Kelly spoke at the webinar series, “Inspiring Trust: Church Communications and Organizational Vulnerability,” offered by the Pontifical University of the Holy Cross in Rome. The university is entrusted to Opus Dei, with which Kelly is associated.
“To be brutally honest about it, from my perspective of the council’s perspectives … it’s not clear how funds have been flowing and how they’ve been managed because the transparency hasn’t been there,” she said.
Kelly is adamant that “once that transparency is there, and international standards are applied, then you can start talking altogether differently about the Vatican’s role and its responsibility and how it manages money, and so forth.”
“If someone’s going to put money into the Peter’s Pence account, they need to know that that money is being well spent. And at the moment, you can’t say definitely that we can show that, but we’re well on the way I think to be able to do that before too long,” she said.
The Council of the Economy was very focused on cost restraint in setting this year’s budget, asking Vatican departments to come up with reductions in their spending, Kelly explained.
The Vatican’s budget, which already operated on a deficit, took another hit in 2020 and the beginning of 2021, when the Vatican Museums, a major source of income, was forced to close for months.
For the Holy See, the coronavirus crisis also meant collapsing market investments, uncertain income from real estate investments, and diminished contributions from the Church around the world.
“The Holy See suffered, along with every other organization, or many other organizations, in the pandemic, and that’s not surprising. And the question really for the council is how much of that is temporary and how much of that will bounce back,” she said.
“And it is the case that fundraising has been severely dented through the COVID crisis, not surprisingly, as it has been felt right throughout the Church,” she said.
“So, you know, it is one of the areas in our minds, as we think about how to restore the reputation and how to create a strong reputation for how the Holy See manages finances.”
Kelly is confident that there is a strong willingness among both the lay members and the cardinals on the council to “make an impact quickly.”
“We do expect results, very significant results, before the six years run out at the end of the council’s current term,” she said.
German Cardinal Reinhard Marx has overseen the council since its creation in 2014. Other cardinals currently on the council include Joseph Tobin of Newark; Anders Arborelius of Stockholm; Péter Erdő of Esztergom-Budapest; Odilo Scherer of São Paulo; Gérald Lacroix of Quebec; Giuseppe Petrocchi of L’Aquila; and Cardinal Daniel DiNardo of Galveston-Houston.
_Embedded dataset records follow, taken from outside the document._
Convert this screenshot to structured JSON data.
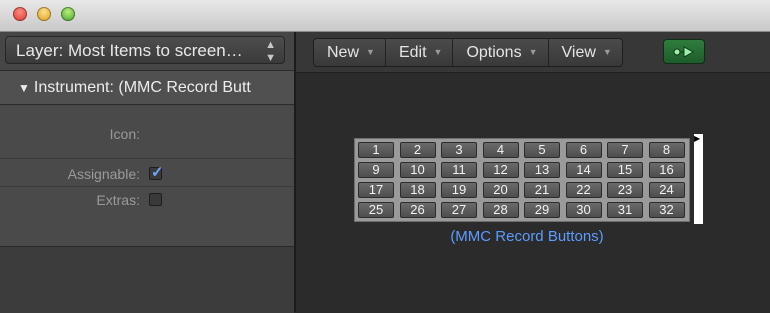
{
  "window": {
    "traffic_lights": [
      "close",
      "minimize",
      "maximize"
    ],
    "close_glyph": "×"
  },
  "left_panel": {
    "layer_label": "Layer: Most Items to screen…",
    "layer_arrows": "▲▼",
    "instrument_header": "Instrument: (MMC Record Butt",
    "properties": {
      "icon_label": "Icon:",
      "assignable_label": "Assignable:",
      "assignable_checked": true,
      "extras_label": "Extras:",
      "extras_checked": false
    }
  },
  "toolbar": {
    "menus": [
      "New",
      "Edit",
      "Options",
      "View"
    ],
    "link_icon": "link-arrow-icon",
    "accent_green": "#2f7d3e"
  },
  "environment": {
    "buttons": [
      "1",
      "2",
      "3",
      "4",
      "5",
      "6",
      "7",
      "8",
      "9",
      "10",
      "11",
      "12",
      "13",
      "14",
      "15",
      "16",
      "17",
      "18",
      "19",
      "20",
      "21",
      "22",
      "23",
      "24",
      "25",
      "26",
      "27",
      "28",
      "29",
      "30",
      "31",
      "32"
    ],
    "caption": "(MMC Record Buttons)",
    "caption_color": "#5c9bff"
  }
}
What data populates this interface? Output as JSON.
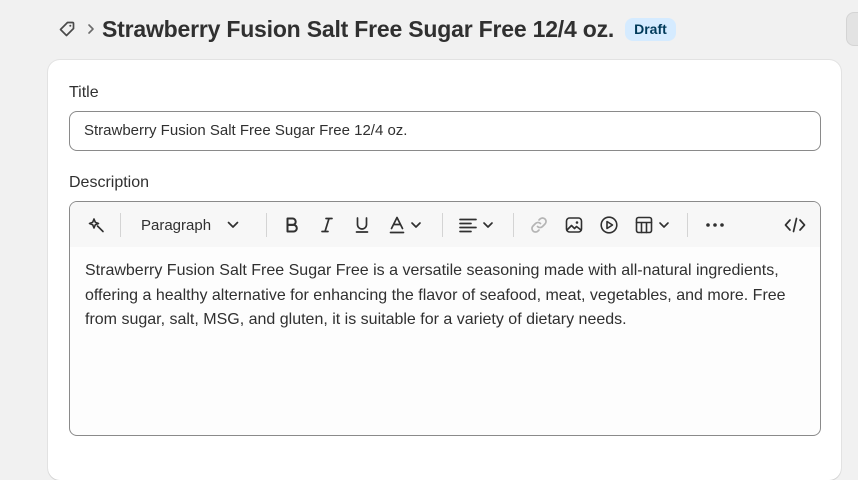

Among the lay members are German law professor Charlotte Kreuter-Kirchhof; Maria Kolak, president of the National Association of German Cooperative Banks; Alberto Minali, the former chief investment officer of the asset management group Eurizon; Leslie Ferrar, who was treasurer to Britain’s Prince Charles; elevator manufacturer Zardoya Otis; and Eva Castillo Sanz, who sits on the board of directors of the Spanish bank Bankia.
Kelly said: “One of the things that’s on my mind to really explore as we go forward is how the whole whistleblowing setup works in the Vatican. Because I think part of an open culture is not only financial transparency but the ability of people to raise issues in private, perhaps without being identified or only identified if they so wish.”
“Now I do know that whistleblowing happens, but I’m not yet sure that that works well enough within the Holy See, and the Vatican.”
“There is a huge way to go, but I do think the will is there at the very top to see change happen,” she said.